Asymptotic Behaviors of Shell Models

Abstract

Implicit in the concept of a “shell” is the idea that the thickness is “small” compared to the other two dimensions. In practice, it is not unusual to deal with structures for which the thickness is smaller by several orders of magnitude, in which case the shell is said to be “thin” (consider, for example, the shell body of a motor car). Considering the role of the thickness parameter t in the shell models that we presented in the previous chapter (see for example Eqs. (4.36) and (4.51)), with different powers of t in the bilinear terms on the left-hand side, it is essential to determine how the properties of the models are affected when this parameter becomes small.

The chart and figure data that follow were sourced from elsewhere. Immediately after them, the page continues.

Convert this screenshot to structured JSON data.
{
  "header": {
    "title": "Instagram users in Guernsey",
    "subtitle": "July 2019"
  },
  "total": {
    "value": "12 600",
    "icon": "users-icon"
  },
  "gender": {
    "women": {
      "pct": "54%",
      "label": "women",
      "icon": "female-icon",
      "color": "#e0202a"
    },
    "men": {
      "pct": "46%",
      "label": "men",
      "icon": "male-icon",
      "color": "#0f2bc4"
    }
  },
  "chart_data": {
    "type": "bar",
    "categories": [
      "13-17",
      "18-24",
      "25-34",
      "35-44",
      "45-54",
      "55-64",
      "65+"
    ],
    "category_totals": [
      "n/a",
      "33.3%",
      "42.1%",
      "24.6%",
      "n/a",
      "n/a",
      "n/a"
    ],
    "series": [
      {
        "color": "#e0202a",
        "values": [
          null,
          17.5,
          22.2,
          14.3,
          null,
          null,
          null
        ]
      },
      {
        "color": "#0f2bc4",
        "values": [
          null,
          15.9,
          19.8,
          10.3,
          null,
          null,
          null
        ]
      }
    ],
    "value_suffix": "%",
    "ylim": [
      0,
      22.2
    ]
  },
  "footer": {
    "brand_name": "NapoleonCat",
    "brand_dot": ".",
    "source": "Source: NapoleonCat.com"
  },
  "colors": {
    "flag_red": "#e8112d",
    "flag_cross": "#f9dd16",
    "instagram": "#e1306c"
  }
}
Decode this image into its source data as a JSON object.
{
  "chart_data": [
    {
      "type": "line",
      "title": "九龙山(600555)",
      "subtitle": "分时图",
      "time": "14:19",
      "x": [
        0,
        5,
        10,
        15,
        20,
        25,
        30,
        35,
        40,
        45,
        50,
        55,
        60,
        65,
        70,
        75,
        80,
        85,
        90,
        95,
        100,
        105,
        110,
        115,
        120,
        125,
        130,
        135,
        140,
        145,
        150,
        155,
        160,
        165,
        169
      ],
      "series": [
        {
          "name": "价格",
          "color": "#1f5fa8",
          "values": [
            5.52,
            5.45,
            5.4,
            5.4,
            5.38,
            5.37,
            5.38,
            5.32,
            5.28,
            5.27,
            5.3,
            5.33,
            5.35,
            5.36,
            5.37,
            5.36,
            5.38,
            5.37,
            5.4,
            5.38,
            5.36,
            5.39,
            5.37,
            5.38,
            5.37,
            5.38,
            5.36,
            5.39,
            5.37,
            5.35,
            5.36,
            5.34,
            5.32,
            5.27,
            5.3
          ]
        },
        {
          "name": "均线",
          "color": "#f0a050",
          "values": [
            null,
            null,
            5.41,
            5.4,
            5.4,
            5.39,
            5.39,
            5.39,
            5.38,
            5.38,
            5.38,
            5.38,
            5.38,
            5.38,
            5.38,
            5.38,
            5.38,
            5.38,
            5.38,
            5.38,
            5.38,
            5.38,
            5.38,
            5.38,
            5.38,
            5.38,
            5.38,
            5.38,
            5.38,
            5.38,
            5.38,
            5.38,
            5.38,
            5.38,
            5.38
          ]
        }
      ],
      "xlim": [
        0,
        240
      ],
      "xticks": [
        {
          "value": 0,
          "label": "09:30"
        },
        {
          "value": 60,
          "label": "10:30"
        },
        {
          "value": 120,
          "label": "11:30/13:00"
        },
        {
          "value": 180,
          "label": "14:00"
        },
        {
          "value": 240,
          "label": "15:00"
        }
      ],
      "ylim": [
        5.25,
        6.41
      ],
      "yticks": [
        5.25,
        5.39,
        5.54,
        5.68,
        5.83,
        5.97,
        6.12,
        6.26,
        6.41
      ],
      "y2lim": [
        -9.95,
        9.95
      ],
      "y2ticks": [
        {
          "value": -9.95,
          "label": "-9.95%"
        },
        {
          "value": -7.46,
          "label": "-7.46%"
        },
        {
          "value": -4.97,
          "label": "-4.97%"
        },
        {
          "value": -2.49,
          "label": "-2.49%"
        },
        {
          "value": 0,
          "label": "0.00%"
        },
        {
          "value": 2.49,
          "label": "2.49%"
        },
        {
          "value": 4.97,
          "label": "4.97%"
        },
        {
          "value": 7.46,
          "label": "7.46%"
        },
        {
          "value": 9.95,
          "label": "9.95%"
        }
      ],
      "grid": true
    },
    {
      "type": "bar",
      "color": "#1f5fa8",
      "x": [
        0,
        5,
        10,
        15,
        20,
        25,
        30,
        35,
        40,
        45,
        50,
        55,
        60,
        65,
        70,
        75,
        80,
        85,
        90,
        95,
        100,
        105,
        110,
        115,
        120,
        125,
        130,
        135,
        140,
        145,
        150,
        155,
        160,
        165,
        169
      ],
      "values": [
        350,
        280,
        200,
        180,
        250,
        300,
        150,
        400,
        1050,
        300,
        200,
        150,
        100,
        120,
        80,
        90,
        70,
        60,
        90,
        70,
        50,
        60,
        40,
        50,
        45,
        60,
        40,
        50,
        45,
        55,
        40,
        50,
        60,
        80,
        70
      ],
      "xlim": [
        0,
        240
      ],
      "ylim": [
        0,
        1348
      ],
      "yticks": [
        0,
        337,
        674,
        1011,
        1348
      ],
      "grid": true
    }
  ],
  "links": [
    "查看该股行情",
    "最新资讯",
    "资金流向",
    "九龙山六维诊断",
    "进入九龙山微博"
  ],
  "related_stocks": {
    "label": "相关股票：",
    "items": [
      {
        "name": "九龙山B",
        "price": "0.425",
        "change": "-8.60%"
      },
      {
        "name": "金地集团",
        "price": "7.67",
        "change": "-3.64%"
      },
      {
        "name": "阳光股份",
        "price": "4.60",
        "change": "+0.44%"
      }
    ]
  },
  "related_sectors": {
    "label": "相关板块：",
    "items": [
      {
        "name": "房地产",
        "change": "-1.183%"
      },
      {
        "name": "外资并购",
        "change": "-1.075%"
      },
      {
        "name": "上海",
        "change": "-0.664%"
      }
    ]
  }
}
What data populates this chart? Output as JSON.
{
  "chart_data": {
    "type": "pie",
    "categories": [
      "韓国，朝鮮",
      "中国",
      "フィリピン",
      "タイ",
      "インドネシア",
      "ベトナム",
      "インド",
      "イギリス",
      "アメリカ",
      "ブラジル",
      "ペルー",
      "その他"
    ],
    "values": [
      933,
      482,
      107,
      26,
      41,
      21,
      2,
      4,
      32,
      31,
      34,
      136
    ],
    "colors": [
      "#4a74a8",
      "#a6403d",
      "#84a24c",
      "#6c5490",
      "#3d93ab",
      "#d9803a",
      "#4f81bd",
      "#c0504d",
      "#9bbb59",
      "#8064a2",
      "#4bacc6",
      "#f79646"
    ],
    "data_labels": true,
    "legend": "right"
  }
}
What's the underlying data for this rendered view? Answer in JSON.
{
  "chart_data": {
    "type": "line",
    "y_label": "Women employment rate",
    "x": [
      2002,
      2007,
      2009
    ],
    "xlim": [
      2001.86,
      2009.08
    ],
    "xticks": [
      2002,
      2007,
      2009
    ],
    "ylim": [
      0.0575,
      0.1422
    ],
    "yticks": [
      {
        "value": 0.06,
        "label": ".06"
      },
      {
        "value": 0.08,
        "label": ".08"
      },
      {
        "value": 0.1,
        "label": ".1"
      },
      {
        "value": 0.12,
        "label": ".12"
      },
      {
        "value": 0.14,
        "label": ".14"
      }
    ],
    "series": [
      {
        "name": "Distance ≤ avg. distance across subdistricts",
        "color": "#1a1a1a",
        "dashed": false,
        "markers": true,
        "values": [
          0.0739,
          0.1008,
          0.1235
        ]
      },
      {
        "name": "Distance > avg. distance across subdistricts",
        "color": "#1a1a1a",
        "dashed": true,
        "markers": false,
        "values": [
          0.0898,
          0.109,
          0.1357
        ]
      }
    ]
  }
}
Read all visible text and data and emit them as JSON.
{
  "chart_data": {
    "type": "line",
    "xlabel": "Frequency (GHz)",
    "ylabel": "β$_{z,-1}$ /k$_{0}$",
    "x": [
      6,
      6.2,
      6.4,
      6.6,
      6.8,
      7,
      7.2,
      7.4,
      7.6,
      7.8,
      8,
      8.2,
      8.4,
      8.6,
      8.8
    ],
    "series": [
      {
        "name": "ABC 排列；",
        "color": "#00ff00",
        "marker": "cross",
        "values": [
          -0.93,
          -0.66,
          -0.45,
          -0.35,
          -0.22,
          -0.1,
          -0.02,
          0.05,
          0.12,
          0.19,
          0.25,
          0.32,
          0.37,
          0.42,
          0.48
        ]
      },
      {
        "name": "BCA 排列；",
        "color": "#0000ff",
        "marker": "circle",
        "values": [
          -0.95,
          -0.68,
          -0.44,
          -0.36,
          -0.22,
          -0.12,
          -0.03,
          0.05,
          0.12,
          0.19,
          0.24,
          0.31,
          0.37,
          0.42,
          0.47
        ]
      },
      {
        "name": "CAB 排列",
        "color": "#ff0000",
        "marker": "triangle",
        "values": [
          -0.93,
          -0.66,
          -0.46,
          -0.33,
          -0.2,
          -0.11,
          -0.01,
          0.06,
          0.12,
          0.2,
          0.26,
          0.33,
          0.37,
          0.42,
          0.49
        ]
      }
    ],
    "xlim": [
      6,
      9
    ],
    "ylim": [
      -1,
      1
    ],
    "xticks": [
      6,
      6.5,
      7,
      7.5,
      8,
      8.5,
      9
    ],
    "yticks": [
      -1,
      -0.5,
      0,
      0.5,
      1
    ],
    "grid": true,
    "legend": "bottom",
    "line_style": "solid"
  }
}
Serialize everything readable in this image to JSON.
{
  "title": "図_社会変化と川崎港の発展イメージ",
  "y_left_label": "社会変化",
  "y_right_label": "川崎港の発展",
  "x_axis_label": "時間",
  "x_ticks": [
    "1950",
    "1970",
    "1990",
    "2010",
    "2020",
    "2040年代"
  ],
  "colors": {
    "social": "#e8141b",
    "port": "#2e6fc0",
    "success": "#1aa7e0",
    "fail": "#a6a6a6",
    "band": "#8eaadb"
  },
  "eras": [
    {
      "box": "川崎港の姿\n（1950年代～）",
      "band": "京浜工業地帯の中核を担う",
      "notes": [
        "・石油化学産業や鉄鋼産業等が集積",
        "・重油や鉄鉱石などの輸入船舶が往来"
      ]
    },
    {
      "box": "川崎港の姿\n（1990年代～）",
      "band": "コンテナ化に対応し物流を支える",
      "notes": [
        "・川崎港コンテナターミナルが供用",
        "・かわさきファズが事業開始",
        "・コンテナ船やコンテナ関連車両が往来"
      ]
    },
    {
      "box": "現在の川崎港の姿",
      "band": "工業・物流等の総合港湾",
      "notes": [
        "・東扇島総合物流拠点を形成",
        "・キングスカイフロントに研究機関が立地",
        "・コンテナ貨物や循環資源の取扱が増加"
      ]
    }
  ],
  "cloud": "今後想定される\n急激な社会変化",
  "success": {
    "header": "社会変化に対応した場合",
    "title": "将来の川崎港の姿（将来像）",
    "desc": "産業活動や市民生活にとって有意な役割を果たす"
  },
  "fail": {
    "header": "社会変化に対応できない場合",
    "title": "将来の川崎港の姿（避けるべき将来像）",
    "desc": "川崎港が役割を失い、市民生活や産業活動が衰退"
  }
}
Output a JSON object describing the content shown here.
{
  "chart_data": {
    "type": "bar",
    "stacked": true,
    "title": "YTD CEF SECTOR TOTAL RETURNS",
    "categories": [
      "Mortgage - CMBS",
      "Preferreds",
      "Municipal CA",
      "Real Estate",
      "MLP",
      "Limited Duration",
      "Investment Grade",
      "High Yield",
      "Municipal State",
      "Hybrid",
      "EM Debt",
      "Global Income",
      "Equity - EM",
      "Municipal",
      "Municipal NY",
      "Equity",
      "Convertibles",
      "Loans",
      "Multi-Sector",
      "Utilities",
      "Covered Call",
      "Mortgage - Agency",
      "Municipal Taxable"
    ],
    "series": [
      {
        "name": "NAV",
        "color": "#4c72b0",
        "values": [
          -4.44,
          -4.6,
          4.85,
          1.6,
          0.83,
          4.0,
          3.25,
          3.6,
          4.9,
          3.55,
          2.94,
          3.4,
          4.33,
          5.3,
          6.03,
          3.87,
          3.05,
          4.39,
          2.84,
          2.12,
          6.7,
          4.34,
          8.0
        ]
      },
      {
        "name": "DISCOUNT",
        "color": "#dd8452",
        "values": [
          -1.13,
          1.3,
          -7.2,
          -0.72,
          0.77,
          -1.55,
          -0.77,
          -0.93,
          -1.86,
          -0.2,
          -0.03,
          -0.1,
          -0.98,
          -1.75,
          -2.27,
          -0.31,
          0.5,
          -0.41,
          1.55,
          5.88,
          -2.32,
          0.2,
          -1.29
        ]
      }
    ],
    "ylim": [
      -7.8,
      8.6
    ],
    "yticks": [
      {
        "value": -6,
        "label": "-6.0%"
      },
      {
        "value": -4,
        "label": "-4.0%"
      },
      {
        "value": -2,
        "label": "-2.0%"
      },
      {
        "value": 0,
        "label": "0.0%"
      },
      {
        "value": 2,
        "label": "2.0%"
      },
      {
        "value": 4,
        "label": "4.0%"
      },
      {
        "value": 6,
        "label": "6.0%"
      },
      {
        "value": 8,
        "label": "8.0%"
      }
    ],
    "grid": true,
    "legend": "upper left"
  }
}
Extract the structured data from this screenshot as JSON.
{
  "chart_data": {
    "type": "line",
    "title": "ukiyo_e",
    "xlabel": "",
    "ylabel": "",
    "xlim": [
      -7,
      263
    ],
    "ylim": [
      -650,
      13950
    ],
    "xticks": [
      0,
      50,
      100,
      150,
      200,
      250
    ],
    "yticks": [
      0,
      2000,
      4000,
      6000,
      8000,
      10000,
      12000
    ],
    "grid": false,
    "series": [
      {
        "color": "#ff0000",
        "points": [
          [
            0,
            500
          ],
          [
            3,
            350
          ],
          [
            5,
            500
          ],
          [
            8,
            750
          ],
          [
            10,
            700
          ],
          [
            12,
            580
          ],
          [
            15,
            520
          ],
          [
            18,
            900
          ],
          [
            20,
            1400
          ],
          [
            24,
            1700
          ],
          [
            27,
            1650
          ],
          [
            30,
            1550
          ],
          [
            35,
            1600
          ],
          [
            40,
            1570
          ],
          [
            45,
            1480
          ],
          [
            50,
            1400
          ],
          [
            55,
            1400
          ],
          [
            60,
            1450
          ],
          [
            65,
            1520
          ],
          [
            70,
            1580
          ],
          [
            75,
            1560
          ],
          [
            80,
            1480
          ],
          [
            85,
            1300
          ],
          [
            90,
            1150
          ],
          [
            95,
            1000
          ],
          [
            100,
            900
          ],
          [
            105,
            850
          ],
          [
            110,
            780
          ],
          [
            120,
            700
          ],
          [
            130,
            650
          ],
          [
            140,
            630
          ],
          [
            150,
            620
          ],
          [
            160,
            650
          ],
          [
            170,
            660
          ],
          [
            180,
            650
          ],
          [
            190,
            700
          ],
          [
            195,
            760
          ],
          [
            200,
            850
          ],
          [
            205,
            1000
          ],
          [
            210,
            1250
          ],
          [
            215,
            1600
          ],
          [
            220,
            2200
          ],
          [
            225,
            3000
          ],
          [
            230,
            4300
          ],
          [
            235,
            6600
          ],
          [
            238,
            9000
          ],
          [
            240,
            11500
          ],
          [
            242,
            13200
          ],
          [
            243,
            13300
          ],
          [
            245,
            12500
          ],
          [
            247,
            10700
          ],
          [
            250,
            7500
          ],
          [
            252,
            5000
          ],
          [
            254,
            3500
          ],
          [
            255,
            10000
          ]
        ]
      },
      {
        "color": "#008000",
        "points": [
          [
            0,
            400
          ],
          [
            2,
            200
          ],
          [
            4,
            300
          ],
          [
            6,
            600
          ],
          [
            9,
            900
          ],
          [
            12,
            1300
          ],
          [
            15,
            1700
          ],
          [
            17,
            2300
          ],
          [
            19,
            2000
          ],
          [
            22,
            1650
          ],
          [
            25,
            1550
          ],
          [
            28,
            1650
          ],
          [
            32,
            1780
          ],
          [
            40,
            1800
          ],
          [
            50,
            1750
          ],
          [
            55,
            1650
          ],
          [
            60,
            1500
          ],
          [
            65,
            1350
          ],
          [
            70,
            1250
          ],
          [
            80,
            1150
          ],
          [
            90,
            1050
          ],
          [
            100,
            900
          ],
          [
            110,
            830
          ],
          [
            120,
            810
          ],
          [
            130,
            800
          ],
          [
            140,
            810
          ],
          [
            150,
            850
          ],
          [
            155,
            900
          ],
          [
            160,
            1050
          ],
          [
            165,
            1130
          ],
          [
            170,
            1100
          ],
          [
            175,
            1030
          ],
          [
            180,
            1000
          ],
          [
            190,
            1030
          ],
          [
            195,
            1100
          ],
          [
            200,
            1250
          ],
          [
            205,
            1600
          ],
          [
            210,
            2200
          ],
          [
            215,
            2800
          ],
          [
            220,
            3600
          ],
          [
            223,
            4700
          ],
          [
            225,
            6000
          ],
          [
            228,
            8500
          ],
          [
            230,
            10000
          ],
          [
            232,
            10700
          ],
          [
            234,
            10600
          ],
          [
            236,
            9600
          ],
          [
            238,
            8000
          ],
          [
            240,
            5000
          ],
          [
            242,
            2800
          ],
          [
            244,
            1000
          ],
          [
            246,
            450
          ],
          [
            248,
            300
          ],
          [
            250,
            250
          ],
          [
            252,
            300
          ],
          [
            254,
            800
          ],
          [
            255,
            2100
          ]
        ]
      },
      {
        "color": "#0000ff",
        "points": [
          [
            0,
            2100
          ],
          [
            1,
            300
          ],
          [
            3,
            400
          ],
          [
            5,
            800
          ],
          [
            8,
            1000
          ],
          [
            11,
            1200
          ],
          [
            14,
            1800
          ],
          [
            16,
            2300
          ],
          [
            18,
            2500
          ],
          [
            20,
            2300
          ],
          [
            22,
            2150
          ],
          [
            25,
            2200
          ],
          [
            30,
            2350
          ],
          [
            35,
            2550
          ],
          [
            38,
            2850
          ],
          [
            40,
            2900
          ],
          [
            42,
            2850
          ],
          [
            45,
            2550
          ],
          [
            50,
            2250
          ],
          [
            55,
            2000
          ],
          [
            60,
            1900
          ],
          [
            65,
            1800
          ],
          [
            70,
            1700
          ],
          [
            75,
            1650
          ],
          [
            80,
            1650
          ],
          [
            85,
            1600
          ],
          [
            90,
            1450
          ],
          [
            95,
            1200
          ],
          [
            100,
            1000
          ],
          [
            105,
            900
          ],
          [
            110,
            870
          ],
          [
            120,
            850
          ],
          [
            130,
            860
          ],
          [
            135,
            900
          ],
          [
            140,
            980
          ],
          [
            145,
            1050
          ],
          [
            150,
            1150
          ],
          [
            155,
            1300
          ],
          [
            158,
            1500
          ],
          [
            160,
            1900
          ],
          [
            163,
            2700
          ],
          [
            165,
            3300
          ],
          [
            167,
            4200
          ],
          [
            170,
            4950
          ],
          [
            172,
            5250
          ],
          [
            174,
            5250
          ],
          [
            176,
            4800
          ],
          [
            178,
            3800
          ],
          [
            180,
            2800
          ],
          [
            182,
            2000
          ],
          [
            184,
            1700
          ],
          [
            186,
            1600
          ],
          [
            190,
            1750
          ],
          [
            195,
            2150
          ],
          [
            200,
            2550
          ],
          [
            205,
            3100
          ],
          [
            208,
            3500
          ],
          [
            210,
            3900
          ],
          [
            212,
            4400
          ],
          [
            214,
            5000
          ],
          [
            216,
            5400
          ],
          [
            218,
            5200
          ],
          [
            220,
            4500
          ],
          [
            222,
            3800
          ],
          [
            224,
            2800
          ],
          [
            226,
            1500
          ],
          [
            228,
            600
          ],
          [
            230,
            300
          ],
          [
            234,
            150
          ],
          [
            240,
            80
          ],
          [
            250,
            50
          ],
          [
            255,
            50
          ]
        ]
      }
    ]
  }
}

Likewise, it is important to know whether the model converges, in some sense to be specified, towards a limit model when the thickness t “tends to zero”, so that this possibly simpler model can be used instead of the original one when t is sufficiently small, i.e. we need to study the asymptotic behavior of the shell models. Of course, our goal is also to investigate the influence of the thickness on the convergence of finite element methods, as we want to be able to identify numerical procedures for which there is no deterioration of convergence when the thickness becomes small. To that purpose, the analysis of the asymptotic behaviors of mathematical shell models clearly also represents a crucial prerequisite on which we concentrate in this chapter, whereas the issues arising in the finite element solutions themselves are addressed in the next chapters.